Model Data Compliance

The Model Data Compliance plugin provides metrics and checks in Dataiku DSS to monitor non-compliant data.
Example data model compliance check in Dataiku DSS.

Plugin information

Version 1.0.0
Author Dataiku
Released 2020-08-15
Last updated 2020-08-15
License MIT License
Source code Github
Reporting issues Github

Description

In order to monitor deployed ML models, data scientists and ML engineers need to check whether or not their new data looks like training data. Automating these checks warrants that model retrains are sensible.

Installation Notes

This plugin can be installed from the Plugin Store or via zip download (see installation sidebar).
The plugin uses a custom code environment. The base Python version needs to be the same as the one used at training time in the visual ML. The plugin will fail when loading the model otherwise.

Principle

Given a reference dataset or saved model, we compute compliance metrics on new data: 

  • For numerical columns, the ratio of samples out of reference bounds is computed.
  • For categorical columns, the list of new unseen categories is computed.

Numerical bounds can be determined in two ways:

  • Absolute range: the absolute min and max of the reference column are taken into account.

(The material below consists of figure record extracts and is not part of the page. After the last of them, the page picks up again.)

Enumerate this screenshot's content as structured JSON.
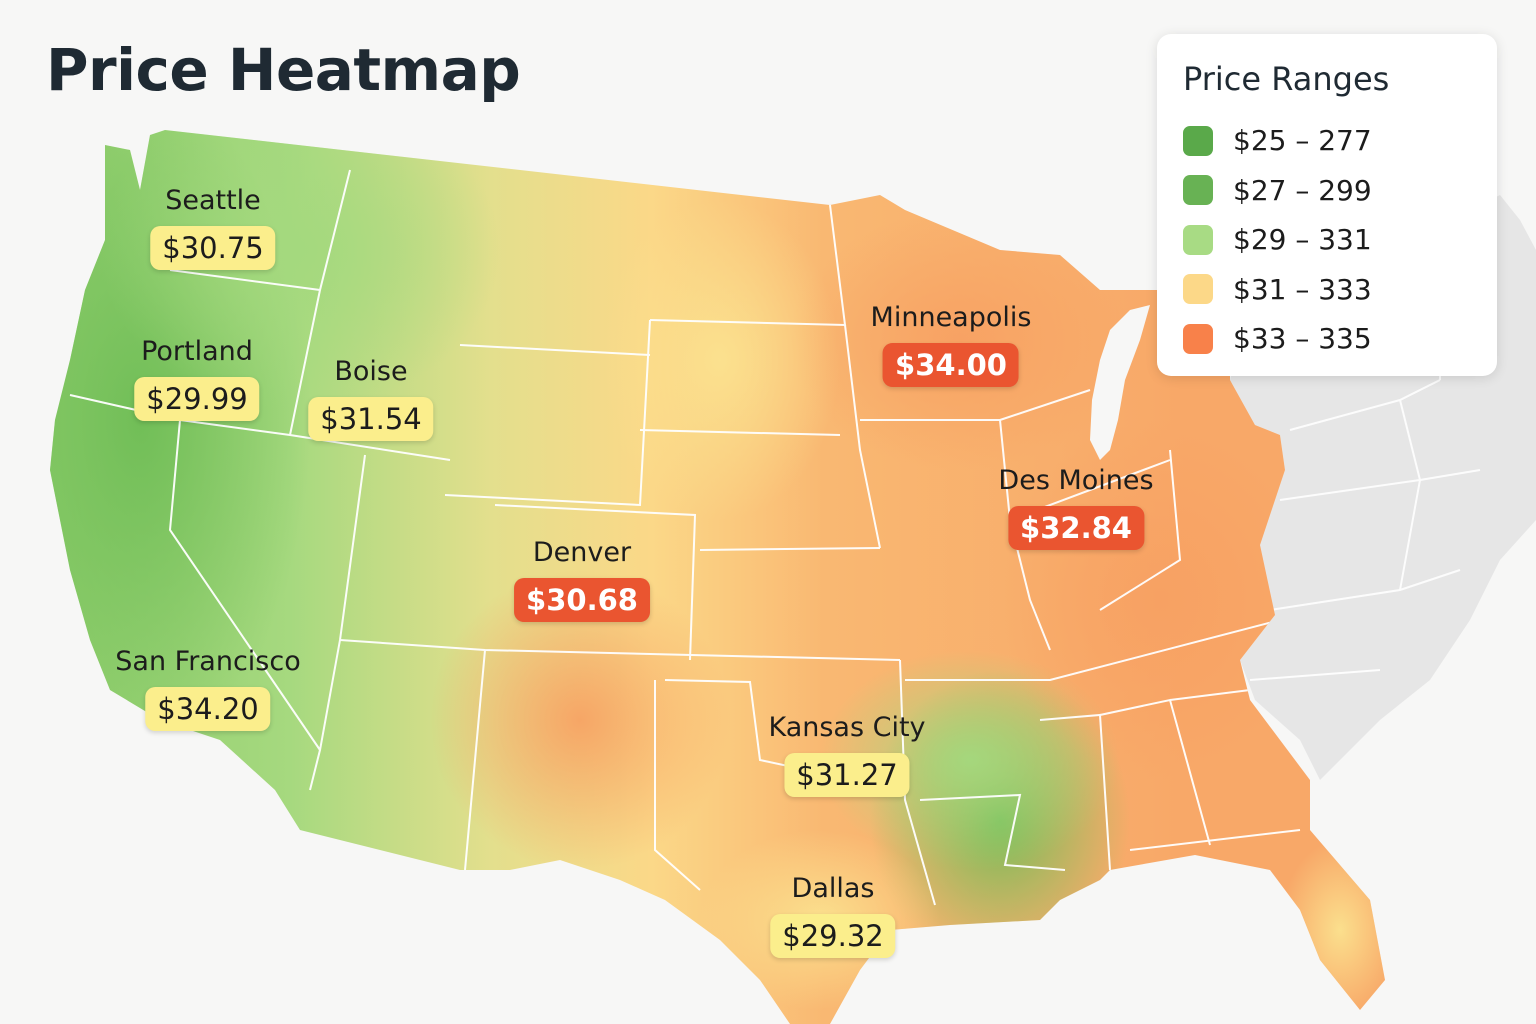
{
  "title": "Price Heatmap",
  "legend": {
    "title": "Price Ranges",
    "items": [
      {
        "label": "$25 – 277",
        "color": "#5aa94a"
      },
      {
        "label": "$27 – 299",
        "color": "#68b254"
      },
      {
        "label": "$29 – 331",
        "color": "#a8db84"
      },
      {
        "label": "$31 – 333",
        "color": "#fcd888"
      },
      {
        "label": "$33 – 335",
        "color": "#f8814a"
      }
    ]
  },
  "cities": [
    {
      "name": "Seattle",
      "price": "$30.75",
      "level": "yellow"
    },
    {
      "name": "Portland",
      "price": "$29.99",
      "level": "yellow"
    },
    {
      "name": "Boise",
      "price": "$31.54",
      "level": "yellow"
    },
    {
      "name": "Minneapolis",
      "price": "$34.00",
      "level": "red"
    },
    {
      "name": "Des Moines",
      "price": "$32.84",
      "level": "red"
    },
    {
      "name": "Denver",
      "price": "$30.68",
      "level": "red"
    },
    {
      "name": "San Francisco",
      "price": "$34.20",
      "level": "yellow"
    },
    {
      "name": "Kansas City",
      "price": "$31.27",
      "level": "yellow"
    },
    {
      "name": "Dallas",
      "price": "$29.32",
      "level": "yellow"
    }
  ]
}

This mode displays sensitivity to outliers.
  • Inter-quantile range: compliant data are defined as values that fall between Q1 − 1.5 IQR and Q3 + 1.5 IQR.

How to use

Custom metric: Compare a dataset with a reference

The reference data can either come from a dataset in the flow or a saved model. In the latter case, the original train set will be retrieved to be compared with the new data.

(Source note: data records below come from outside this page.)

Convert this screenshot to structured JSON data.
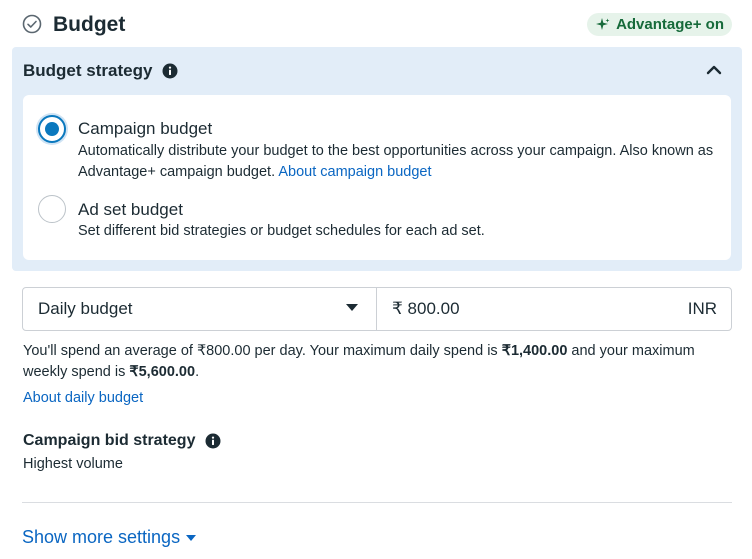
{
  "header": {
    "title": "Budget",
    "badge": "Advantage+ on"
  },
  "strategy": {
    "title": "Budget strategy",
    "options": [
      {
        "label": "Campaign budget",
        "desc_prefix": "Automatically distribute your budget to the best opportunities across your campaign. Also known as Advantage+ campaign budget. ",
        "link": "About campaign budget",
        "selected": true
      },
      {
        "label": "Ad set budget",
        "desc": "Set different bid strategies or budget schedules for each ad set.",
        "selected": false
      }
    ]
  },
  "budget": {
    "type": "Daily budget",
    "amount": "₹ 800.00",
    "currency": "INR"
  },
  "spend": {
    "p1": "You'll spend an average of ₹800.00 per day. Your maximum daily spend is ",
    "daily_max": "₹1,400.00",
    "p2": " and your maximum weekly spend is ",
    "weekly_max": "₹5,600.00",
    "p3": ".",
    "link": "About daily budget"
  },
  "bid": {
    "title": "Campaign bid strategy",
    "value": "Highest volume"
  },
  "footer": {
    "more": "Show more settings"
  },
  "colors": {
    "accent": "#0a78be",
    "link": "#0a66c2",
    "panel": "#e2edf8",
    "badge_bg": "#e6f3ea",
    "badge_text": "#166a3a"
  }
}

The plugin will create a compliance metric for each column.

From there you can create a check on a specific column, or use a custom check (see below) to check all columns.

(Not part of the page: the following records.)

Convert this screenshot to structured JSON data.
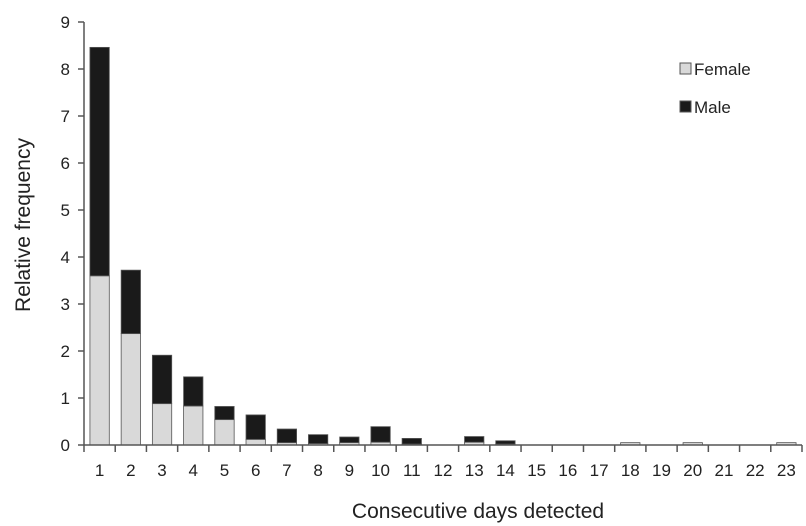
{
  "chart_data": {
    "type": "bar",
    "stacked": true,
    "xlabel": "Consecutive days detected",
    "ylabel": "Relative frequency",
    "ylim": [
      0,
      9
    ],
    "yticks": [
      "0",
      "1",
      "2",
      "3",
      "4",
      "5",
      "6",
      "7",
      "8",
      "9"
    ],
    "categories": [
      "1",
      "2",
      "3",
      "4",
      "5",
      "6",
      "7",
      "8",
      "9",
      "10",
      "11",
      "12",
      "13",
      "14",
      "15",
      "16",
      "17",
      "18",
      "19",
      "20",
      "21",
      "22",
      "23"
    ],
    "series": [
      {
        "name": "Female",
        "color": "#d9d9d9",
        "values": [
          3.6,
          2.37,
          0.88,
          0.83,
          0.54,
          0.12,
          0.05,
          0.03,
          0.05,
          0.06,
          0.02,
          0,
          0.06,
          0.02,
          0,
          0,
          0,
          0.05,
          0,
          0.05,
          0,
          0,
          0.05
        ]
      },
      {
        "name": "Male",
        "color": "#1a1a1a",
        "values": [
          4.86,
          1.35,
          1.03,
          0.62,
          0.28,
          0.52,
          0.29,
          0.19,
          0.12,
          0.33,
          0.12,
          0,
          0.12,
          0.07,
          0,
          0,
          0,
          0,
          0,
          0,
          0,
          0,
          0
        ]
      }
    ],
    "legend_position": "top-right",
    "grid": false
  }
}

Custom check: Check dataset against reference

The reference data can either come from a dataset in the flow or a saved model. In the latter case, the original train set will be retrieved to be compared with the new data.

For numerical columns, you can define a tolerance ratio for non-compliant data. For categorical columns, as any new unseen category will most likely break the model, a warning or an error message will be raised immediately.

Once created, the check will check and report which columns contain non-compliant data.